Uruguayan electronics engineer and entrepreneur (born 1986/87)

Victoria Alonsoperez is an Uruguayan electronics and telecommunication engineer and entrepreneur. She invented Chipsafer, a software platform to track cattle, and remotely and autonomously detect anomalies in their behaviour.

==Early life==
María Victoria Alonsoperez was born in Uruguay. She studied electrical and space engineering at the University of the Republic in Montevideo. For her undergraduate thesis, she worked on system designs for the first Uruguayan satellite. In 2009, Alonsoperez was awarded a youth grant from the International Astronautical Federation which allowed her to participate in several astronautical congresses and become involved in the Space Generation Advisory Council. In 2011, she attended a space studies program at the International Space University and participated in a group competition, winning the Barcelona Zero-Gravity Aerobatics Challenge with two colleagues. She pursued a graduate degree in aerospace engineering, the first Uruguayan to study in the field.

==Career==
As a twelve-year-old-child, Alonsoperez invented a monitoring system to track the behavior of cattle, which could be used to prevent a repeat disaster of the 2001 Foot-and-mouth disease outbreak. Eleven years later, while working as a teaching associate the International Space University, she heard of the International Telecommunication Union's Young Innovators Competition. Alonsoperez developed her idea into a product called Chipsafer, sent it to the competition, and won. In 2013, Alonsoperez won the Best Young Inventor Award from the World Intellectual Property Organization. In 2014, the Inter-American Development Bank named Chipsafer the Most Innovative Startup of Latin America and the Caribbean, and the MIT Technology Review selected her as the Innovator of the Year for Argentina and Uruguay.

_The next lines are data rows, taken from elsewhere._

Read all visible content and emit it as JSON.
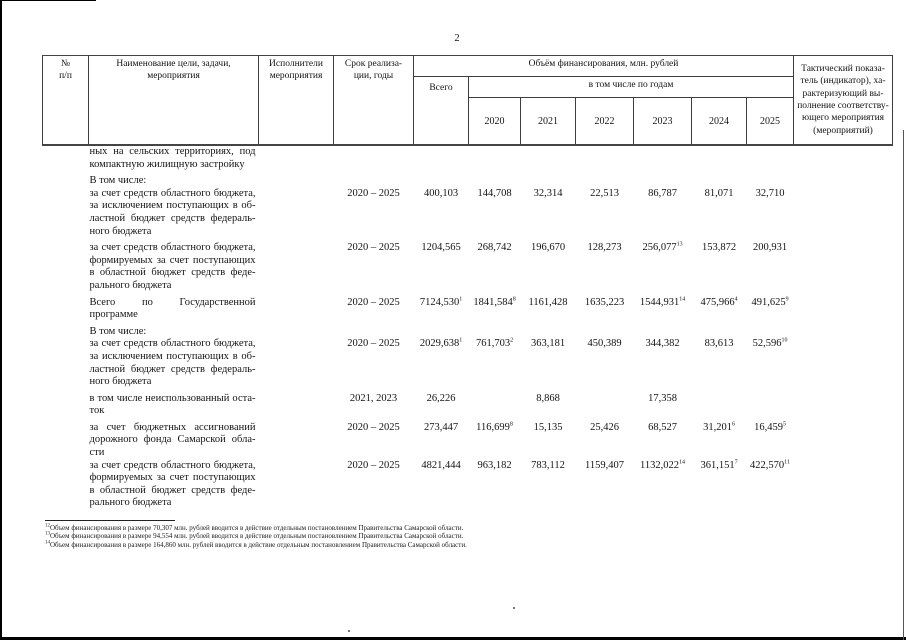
{
  "page": {
    "number": "2"
  },
  "table": {
    "header": {
      "col_num": "№\nп/п",
      "col_name": "Наименование цели, задачи,\nмероприятия",
      "col_executors": "Исполнители\nмероприятия",
      "col_period": "Срок реализа-\nции, годы",
      "financing": "Объём финансирования, млн. рублей",
      "total": "Всего",
      "by_years": "в том числе по годам",
      "years": [
        "2020",
        "2021",
        "2022",
        "2023",
        "2024",
        "2025"
      ],
      "indicator": "Тактический показа-\nтель (индикатор), ха-\nрактеризующий вы-\nполнение соответству-\nющего мероприятия\n(мероприятий)"
    },
    "rows": [
      {
        "name": "ных на сельских территориях, под компактную жилищную застройку",
        "period": "",
        "tight": true,
        "values": [
          null,
          null,
          null,
          null,
          null,
          null,
          null
        ]
      },
      {
        "name": "В том числе:",
        "period": "",
        "tight": false,
        "values": [
          null,
          null,
          null,
          null,
          null,
          null,
          null
        ]
      },
      {
        "name": "за счет средств областного бюджета, за исключением поступающих в об­ластной бюджет средств федераль­ного бюджета",
        "period": "2020 – 2025",
        "tight": true,
        "values": [
          {
            "v": "400,103"
          },
          {
            "v": "144,708"
          },
          {
            "v": "32,314"
          },
          {
            "v": "22,513"
          },
          {
            "v": "86,787"
          },
          {
            "v": "81,071"
          },
          {
            "v": "32,710"
          }
        ]
      },
      {
        "name": "за счет средств областного бюджета, формируемых за счет поступающих в областной бюджет средств феде­рального бюджета",
        "period": "2020 – 2025",
        "tight": false,
        "values": [
          {
            "v": "1204,565"
          },
          {
            "v": "268,742"
          },
          {
            "v": "196,670"
          },
          {
            "v": "128,273"
          },
          {
            "v": "256,077",
            "s": "13"
          },
          {
            "v": "153,872"
          },
          {
            "v": "200,931"
          }
        ]
      },
      {
        "name": "Всего по Государственной программе",
        "period": "2020 – 2025",
        "tight": false,
        "values": [
          {
            "v": "7124,530",
            "s": "1"
          },
          {
            "v": "1841,584",
            "s": "8"
          },
          {
            "v": "1161,428"
          },
          {
            "v": "1635,223"
          },
          {
            "v": "1544,931",
            "s": "14"
          },
          {
            "v": "475,966",
            "s": "4"
          },
          {
            "v": "491,625",
            "s": "9"
          }
        ]
      },
      {
        "name": "В том числе:",
        "period": "",
        "tight": false,
        "values": [
          null,
          null,
          null,
          null,
          null,
          null,
          null
        ]
      },
      {
        "name": "за счет средств областного бюджета, за исключением поступающих в об­ластной бюджет средств федераль­ного бюджета",
        "period": "2020 – 2025",
        "tight": true,
        "values": [
          {
            "v": "2029,638",
            "s": "1"
          },
          {
            "v": "761,703",
            "s": "2"
          },
          {
            "v": "363,181"
          },
          {
            "v": "450,389"
          },
          {
            "v": "344,382"
          },
          {
            "v": "83,613"
          },
          {
            "v": "52,596",
            "s": "10"
          }
        ]
      },
      {
        "name": "в том числе неиспользованный оста­ток",
        "period": "2021, 2023",
        "tight": false,
        "values": [
          {
            "v": "26,226"
          },
          null,
          {
            "v": "8,868"
          },
          null,
          {
            "v": "17,358"
          },
          null,
          null
        ]
      },
      {
        "name": "за счет бюджетных ассигнований дорожного фонда Самарской обла­сти",
        "period": "2020 – 2025",
        "tight": false,
        "values": [
          {
            "v": "273,447"
          },
          {
            "v": "116,699",
            "s": "8"
          },
          {
            "v": "15,135"
          },
          {
            "v": "25,426"
          },
          {
            "v": "68,527"
          },
          {
            "v": "31,201",
            "s": "6"
          },
          {
            "v": "16,459",
            "s": "5"
          }
        ]
      },
      {
        "name": "за счет средств областного бюджета, формируемых за счет поступающих в областной бюджет средств феде­рального бюджета",
        "period": "2020 – 2025",
        "tight": true,
        "values": [
          {
            "v": "4821,444"
          },
          {
            "v": "963,182"
          },
          {
            "v": "783,112"
          },
          {
            "v": "1159,407"
          },
          {
            "v": "1132,022",
            "s": "14"
          },
          {
            "v": "361,151",
            "s": "7"
          },
          {
            "v": "422,570",
            "s": "11"
          }
        ]
      }
    ]
  },
  "footnotes": [
    {
      "mark": "12",
      "text": "Объем финансирования в размере 70,307 млн. рублей вводится в действие отдельным постановлением Правительства Самарской области."
    },
    {
      "mark": "13",
      "text": "Объем финансирования в размере 94,554 млн. рублей вводится в действие отдельным постановлением Правительства Самарской области."
    },
    {
      "mark": "14",
      "text": "Объем финансирования в размере 164,860 млн. рублей вводится в действие отдельным постановлением Правительства Самарской области."
    }
  ]
}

One of the benefits of winning the competition was a course in entrepreneurship, where Alonsoperez learned how to set up a development company and create a prototype. She founded IEETech and with seed money from the Uruguayan National Research and Innovation Agency, Alonsoperez developed the prototype, tested it and moved into commercializing Chipsafer. Once the prototype was created, Alonsoperez began to search for investors to buy the device for broad scale testing. The device is a type of solar-powered collar which sends data to IEETech's servers which then analyze the data to detect anomalies. Servers can modify the information received or update function remotely, and cattle owners can modify data and desired output for customized reports. In 2015, Alonsoperez partnered with local farmers and the University of the Republic for further testing and as a way to build relationships and later that year was nominated as one of the most inspirational women of the year by they BBC 100 Women series.

In 2016, Alonsoperez has been working to attract investor capitalists from Silicon Valley, after an initial product consultation in China proved difficult.